As with most of our creative process, we start by spit-balling ideas. The idea of adding a séance mechanic actually formed while we were thinking of narrative ways to tie the paranormal world to this cyberpunk retro-future setting. We were inspired by the idea of the player actively engaging with the paranormal aspects in order to tell the story of one of the pivotal characters. We were also excited for the challenge of visualizing what a séance would look like in a digital space. We eventually came up with a puzzle that would be loosely modeled after a tarot card reading. The player would flip cards and place them on slots that represented different memory fragments from the life of the NPC you are trying to save.
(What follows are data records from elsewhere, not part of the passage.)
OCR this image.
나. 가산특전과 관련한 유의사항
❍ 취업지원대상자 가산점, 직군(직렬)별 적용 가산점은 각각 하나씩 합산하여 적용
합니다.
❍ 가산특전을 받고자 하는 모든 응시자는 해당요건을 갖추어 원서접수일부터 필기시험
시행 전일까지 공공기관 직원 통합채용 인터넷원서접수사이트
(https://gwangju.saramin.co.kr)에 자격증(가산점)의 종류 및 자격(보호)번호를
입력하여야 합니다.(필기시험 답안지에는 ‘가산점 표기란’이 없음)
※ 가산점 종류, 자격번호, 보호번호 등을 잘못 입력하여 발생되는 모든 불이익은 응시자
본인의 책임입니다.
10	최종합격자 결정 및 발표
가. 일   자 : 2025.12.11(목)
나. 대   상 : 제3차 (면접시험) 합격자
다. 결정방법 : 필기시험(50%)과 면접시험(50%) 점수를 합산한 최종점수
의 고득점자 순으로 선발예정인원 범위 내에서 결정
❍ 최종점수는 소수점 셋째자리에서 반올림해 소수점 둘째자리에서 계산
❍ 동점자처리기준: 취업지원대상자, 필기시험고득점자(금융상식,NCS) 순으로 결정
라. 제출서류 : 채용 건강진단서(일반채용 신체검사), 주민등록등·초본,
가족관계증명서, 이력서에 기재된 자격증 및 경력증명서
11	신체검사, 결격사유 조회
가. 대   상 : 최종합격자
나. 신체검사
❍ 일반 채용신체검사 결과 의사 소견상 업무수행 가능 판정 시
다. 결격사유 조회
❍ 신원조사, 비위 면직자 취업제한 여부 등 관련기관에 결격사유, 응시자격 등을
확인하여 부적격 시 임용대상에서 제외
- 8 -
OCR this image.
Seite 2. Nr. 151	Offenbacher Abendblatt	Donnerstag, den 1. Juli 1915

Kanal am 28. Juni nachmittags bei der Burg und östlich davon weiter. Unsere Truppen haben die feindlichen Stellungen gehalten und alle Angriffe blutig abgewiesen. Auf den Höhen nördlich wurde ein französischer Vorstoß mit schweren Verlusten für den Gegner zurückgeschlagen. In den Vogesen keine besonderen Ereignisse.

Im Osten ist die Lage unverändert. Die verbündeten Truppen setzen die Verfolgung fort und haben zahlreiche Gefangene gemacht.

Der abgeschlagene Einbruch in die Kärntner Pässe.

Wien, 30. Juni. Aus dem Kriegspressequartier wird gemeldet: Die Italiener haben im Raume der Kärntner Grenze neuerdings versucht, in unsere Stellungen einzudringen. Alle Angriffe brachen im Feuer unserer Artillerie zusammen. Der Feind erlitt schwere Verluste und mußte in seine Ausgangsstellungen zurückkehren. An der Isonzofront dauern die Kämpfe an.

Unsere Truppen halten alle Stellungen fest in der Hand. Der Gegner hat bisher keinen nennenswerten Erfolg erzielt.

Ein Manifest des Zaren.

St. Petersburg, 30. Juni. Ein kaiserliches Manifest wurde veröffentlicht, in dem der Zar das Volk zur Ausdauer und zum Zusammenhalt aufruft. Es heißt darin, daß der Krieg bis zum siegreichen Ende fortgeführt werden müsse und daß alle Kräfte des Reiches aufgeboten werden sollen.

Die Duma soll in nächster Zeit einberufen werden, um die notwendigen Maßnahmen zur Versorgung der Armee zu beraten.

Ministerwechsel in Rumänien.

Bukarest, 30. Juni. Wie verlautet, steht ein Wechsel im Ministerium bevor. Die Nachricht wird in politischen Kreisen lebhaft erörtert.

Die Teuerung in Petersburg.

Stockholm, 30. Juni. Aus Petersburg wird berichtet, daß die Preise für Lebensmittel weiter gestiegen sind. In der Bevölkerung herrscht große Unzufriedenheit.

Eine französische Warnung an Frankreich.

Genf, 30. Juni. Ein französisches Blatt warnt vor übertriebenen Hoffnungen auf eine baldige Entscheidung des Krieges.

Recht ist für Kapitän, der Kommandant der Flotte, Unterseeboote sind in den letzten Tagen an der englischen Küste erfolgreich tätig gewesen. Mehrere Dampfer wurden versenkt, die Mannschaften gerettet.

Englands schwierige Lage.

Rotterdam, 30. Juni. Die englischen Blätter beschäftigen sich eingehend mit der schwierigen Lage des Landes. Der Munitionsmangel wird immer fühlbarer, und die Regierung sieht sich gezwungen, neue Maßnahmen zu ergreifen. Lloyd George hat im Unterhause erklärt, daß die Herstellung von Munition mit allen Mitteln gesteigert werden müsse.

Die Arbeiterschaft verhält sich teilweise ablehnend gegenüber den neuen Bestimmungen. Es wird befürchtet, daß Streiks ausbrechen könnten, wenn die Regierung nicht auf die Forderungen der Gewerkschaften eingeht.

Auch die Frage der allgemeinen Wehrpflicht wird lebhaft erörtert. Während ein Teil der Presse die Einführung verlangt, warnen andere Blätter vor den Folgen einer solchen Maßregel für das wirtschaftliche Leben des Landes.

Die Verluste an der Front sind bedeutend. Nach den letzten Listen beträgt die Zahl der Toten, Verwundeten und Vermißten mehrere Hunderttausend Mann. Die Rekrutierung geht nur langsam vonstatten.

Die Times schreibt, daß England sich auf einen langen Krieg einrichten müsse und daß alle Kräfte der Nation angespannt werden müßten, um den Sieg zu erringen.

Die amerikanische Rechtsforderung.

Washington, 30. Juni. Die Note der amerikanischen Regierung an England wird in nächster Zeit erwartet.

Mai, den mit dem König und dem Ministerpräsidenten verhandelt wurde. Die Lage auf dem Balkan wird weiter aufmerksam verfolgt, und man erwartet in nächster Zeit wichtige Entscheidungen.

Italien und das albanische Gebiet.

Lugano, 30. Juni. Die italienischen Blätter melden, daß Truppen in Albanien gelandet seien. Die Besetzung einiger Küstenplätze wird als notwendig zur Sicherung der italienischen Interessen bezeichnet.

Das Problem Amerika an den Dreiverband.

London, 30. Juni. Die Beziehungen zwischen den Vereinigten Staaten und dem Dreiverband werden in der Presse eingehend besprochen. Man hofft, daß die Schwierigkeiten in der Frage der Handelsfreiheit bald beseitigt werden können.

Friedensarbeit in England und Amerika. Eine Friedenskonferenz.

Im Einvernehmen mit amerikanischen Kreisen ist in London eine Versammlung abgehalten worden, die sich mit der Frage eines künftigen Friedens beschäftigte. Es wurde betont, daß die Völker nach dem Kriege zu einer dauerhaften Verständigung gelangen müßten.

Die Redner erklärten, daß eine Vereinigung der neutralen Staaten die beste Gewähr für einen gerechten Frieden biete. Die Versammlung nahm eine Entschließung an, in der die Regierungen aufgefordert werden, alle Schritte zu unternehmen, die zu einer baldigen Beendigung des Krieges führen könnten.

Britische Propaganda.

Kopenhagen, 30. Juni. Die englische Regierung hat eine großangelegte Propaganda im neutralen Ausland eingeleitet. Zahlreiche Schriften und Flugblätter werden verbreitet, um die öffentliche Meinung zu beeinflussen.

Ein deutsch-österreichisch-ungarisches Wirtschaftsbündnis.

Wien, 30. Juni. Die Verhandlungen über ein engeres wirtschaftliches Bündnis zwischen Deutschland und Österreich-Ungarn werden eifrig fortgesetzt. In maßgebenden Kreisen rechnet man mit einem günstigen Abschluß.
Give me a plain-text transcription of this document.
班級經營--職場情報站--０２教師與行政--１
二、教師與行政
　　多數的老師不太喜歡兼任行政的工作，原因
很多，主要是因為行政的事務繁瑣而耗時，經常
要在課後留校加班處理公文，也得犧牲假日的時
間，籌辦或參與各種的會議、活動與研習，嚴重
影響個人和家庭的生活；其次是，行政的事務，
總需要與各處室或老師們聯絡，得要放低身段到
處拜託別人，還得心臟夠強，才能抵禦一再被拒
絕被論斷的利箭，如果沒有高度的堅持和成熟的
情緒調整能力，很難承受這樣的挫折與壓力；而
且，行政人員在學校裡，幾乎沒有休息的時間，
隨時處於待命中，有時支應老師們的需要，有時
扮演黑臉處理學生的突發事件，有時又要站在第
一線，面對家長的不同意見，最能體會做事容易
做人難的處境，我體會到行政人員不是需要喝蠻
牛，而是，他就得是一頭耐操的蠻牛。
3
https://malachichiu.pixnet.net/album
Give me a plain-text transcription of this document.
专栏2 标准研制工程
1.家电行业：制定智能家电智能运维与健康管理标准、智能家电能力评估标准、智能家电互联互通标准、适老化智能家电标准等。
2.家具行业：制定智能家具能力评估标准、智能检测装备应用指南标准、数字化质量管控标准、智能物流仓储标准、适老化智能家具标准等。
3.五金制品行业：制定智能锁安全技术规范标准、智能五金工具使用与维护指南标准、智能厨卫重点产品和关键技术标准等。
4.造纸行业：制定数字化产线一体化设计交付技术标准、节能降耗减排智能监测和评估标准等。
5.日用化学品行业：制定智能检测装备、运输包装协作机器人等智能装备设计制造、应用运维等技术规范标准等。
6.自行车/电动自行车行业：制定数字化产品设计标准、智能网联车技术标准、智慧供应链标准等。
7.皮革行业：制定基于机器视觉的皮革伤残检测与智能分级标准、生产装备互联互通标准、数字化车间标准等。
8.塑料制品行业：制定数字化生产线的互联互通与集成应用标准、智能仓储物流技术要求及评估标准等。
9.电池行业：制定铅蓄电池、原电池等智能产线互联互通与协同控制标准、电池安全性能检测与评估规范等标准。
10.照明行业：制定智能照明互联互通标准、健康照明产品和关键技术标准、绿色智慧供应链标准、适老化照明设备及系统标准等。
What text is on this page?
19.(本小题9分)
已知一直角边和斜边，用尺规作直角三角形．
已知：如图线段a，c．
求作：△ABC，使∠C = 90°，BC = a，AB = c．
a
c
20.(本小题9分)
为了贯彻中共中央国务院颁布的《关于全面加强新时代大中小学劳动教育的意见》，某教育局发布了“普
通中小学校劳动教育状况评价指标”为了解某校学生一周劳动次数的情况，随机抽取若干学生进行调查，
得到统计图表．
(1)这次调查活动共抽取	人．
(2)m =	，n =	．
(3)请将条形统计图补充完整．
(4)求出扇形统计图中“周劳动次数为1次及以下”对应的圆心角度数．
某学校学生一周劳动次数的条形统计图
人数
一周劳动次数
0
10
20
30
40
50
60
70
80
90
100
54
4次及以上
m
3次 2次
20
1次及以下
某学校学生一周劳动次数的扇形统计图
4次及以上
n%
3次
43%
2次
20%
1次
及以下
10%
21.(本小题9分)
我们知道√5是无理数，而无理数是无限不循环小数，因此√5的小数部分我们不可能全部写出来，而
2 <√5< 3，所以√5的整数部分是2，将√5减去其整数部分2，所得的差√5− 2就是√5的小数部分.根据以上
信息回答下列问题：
The memories would all be scrambled and incomplete, and the object of the puzzle is to descramble them and unlock the memory that is being used to hold the NPC captive, ultimately freeing them from the controls of the broken A.I.

Visualization Phase

From there, we started some visual concepts for how we wanted to handle the puzzle, how the player would interact with the elements of it, and the effects of the player’s inputs. We did a rough mock-up of how we wanted the card UI to look as well as a rough prototype of how the player would interact with the UI in Gamemaker.

We are still working out the kinks and obviously have yet to come up with the finalized assets!

Design Phase

As we are working out the visuals, we are also making quick and dirty prototype examples of what a puzzle would look like – including the rules, the moving pieces, the locked progression and the solutions. This phase will require several rounds of reiteration before we come up with a formula we’re satisfied with. We have also been researching and studying what makes a good puzzle design. This video by Game Maker’s Toolkit about what makes good puzzle design was pretty helpful –

Needless to say, we’re still working this part out. We’re mainly using our trusty whiteboard, Arcweave, and testing the designs in Gamemaker. Once we get a design we are happy with, the next step will have to be getting play testers in to help us get an idea of how clear the design comes across, how difficult it is, and how was their experience playing it. We’ll be sure to share our findings here once that happens!